Regie: J Blakeson Erscheinungsjahr: 2017

InhaltKeine Spoiler!

Die Miniserie namens Gunpowder führt uns in das England des 17. Jahrhundert und beschreibt die Ereignisse rund um den „Gunpowder Plot“, einen Sprengstoffanschlag auf König Jakob I., seine Familie und seine gesamten Parlamentarier während einer Parlamentseröffnung am 5. November 1605. Der Adelige Robert Catesby (Kit Harington) plant mit einigen anderen diesen Anschlag um die Unterdrückung der Katholiken durch die protestantische Regierung zu beenden.

Kritik

Die Miniserie hat auf jeden Fall Charme. Die Kostüme und Schauplätze wirken authentisch und lassen den Zuschauer ganz leicht in das Mittelalter eintauchen. Einige Folter- und Hinrichtungsszenen sind sicher nichts für sensible Gemüter.

Überraschend ist, dass das Publikum recht schnell mit den Verschwörern sympathisiert und sich auf ihre Sichtweise einlassen kann. Man spürt zu jeder Zeit deren Verzweiflung darüber, dass sie nur aufgrund ihres Glaubens gejagt, gefoltert und hingerichtet werden. Dadurch dass wir den ganzen Gunpowder Plot aus der Sicht der Verschwörer sehen und erleben und auch erfahren, was ihnen zuvor schon alles zugestoßen ist, stellt man sich eben schnell auf deren Seite.

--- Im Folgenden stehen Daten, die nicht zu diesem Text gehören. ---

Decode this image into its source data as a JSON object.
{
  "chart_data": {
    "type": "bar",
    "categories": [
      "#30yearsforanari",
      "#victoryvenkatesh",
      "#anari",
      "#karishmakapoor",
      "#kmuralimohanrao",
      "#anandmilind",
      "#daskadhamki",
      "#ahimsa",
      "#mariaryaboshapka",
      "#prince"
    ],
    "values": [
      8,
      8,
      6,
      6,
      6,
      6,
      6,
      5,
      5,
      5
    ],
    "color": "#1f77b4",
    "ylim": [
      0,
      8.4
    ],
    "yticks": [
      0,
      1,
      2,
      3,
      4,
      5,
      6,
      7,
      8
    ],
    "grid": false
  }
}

Der Verlauf der Geschichte ist sehr nah an den tatsächlichen Ereignissen , wodurch das Gefühl der Authentizität nochmal unterstrichen wird. Die Kampfszenen sind gut choreographiert, wirken dabei aber nicht übertrieben. Die Kamera fängt viele Nahaufnahmen ein, ist insgesamt passend zur Epoche eher düster und kaum farbenfroh. Musik spielt in der Serie nur eine untergeordnete Rolle.

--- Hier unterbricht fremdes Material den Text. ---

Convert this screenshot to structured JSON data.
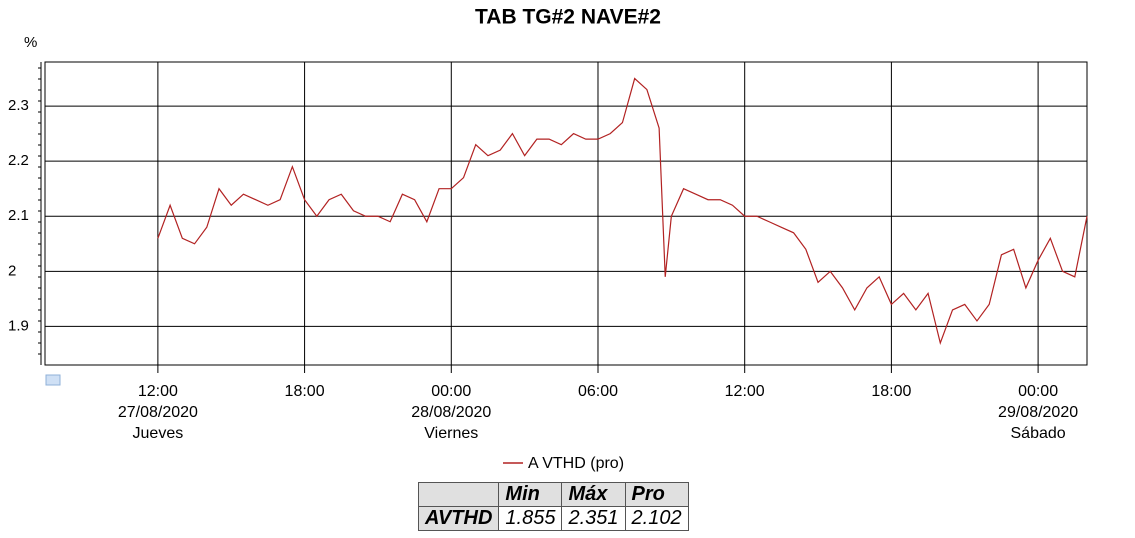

Kit Harington und Liv Tyler als die einzig wirklich bekannten Schauspieler machen in ihren Rollen eine sehr gute Figur, aber auch die anderen Schauspieler liefern eine solide und vor allem glaubwürdige Leistung ab.

Fazit

Auf jeden Fall eine interessante Serie für alle Fans von Historien- und Mittelaltergeschichten. Wer kurzweilige Unterhaltung sucht, wird wahrscheinlich eher enttäuscht werden.